In Chicago, Carrie Carlson, a mom whose 6-year-old son, Wyatt, was diagnosed with type-1 diabetes, helped organize a presentation. The young boy heard Masiuk’s story and was amazed “at how somebody with diabetes can run across the country,” the mother related.
In Muscatine, Iowa, 1Run made a stop and Masiuk met a diabetic student at the University of Iowa who’d been following the cross-country run on Facebook. Masiuk gave the young woman detailed advice on how to deal with diabetes on a daily basis and keep it in check for athletic activities.
Trim, compact, a shaved head, calf muscles defined as he runs light on his feet, Masiuk is a picture of health. It wasn’t always this way. But running and fitness changed his life.
Today, his diabetes is more manageable than ever. His dependency on insulin and needles has waned. His diet — protein from milk and eggs, oatmeal, broccoli, cucumber, spinach, etc. — is exacting, adapted to promoting the best health he can obtain.
As 1Run worked its way east, now into the fall of 2012, people started paying attention. Towns anticipated his arrival. Radio interviews. Newspaper articles. “Runners World” picked up the story. Then Masiuk went viral on Reddit, where hundreds of commenters reacted to the “diabetic running across the USA.”
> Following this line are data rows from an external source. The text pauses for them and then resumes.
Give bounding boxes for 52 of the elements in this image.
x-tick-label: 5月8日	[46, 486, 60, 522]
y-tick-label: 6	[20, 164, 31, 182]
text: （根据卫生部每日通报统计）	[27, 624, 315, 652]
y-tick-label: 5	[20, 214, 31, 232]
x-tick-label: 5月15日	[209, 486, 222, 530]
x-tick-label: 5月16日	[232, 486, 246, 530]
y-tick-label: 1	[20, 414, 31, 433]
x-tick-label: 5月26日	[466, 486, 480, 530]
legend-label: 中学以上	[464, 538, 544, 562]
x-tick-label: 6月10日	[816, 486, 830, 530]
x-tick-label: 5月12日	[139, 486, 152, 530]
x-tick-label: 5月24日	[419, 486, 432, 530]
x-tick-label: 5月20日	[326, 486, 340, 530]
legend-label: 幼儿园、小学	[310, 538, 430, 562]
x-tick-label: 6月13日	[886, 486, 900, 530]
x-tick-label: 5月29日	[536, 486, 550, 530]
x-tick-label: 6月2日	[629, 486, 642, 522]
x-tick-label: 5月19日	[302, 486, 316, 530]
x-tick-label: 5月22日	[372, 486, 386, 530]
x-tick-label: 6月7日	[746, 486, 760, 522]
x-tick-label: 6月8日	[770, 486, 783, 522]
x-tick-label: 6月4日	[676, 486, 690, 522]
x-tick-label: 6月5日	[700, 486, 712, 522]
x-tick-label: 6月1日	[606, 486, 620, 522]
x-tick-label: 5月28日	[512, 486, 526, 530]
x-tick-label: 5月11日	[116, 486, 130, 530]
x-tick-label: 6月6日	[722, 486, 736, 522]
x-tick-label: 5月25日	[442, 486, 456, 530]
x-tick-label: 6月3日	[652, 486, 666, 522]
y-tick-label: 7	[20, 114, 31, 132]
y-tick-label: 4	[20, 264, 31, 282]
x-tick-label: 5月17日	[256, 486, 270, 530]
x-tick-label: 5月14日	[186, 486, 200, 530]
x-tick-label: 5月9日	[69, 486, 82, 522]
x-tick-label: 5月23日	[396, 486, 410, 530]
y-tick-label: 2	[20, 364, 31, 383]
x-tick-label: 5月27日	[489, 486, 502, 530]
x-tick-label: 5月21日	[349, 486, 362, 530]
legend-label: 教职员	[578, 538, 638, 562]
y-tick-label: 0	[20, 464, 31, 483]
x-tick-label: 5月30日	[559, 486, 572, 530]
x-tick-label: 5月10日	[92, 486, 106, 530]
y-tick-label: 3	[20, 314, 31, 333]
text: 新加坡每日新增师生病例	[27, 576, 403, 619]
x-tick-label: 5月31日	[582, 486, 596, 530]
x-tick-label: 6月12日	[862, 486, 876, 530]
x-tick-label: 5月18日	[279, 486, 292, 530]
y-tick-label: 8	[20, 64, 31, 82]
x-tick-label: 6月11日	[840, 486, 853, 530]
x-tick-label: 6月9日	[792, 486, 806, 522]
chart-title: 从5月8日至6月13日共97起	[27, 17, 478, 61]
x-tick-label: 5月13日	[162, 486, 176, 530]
Seven months into the trip he ran into New York City. Manhattan was quiet as he started around sunrise on the last day. “I ran through Midtown and stopped at Times Square. It was early and very empty,” he recalled on his blog.
Masiuk continued, “I ran down Broadway and stopped to take a quick picture. I continued on and began to run over to Brooklyn, on the way passing by two apartments where I lived ten years ago. Never would I have guessed that this is where life would take me.”
Almost done. 3,375 miles behind him, just a few more to go. He wrote, “At 1:30, I began to run down the Coney Island Boardwalk. I had a few moments to think of what this was. Where it began. The people that made it possible and moments where I felt that if it was just for this one interaction, this one meeting and sharing with a person, the whole run was worth it.”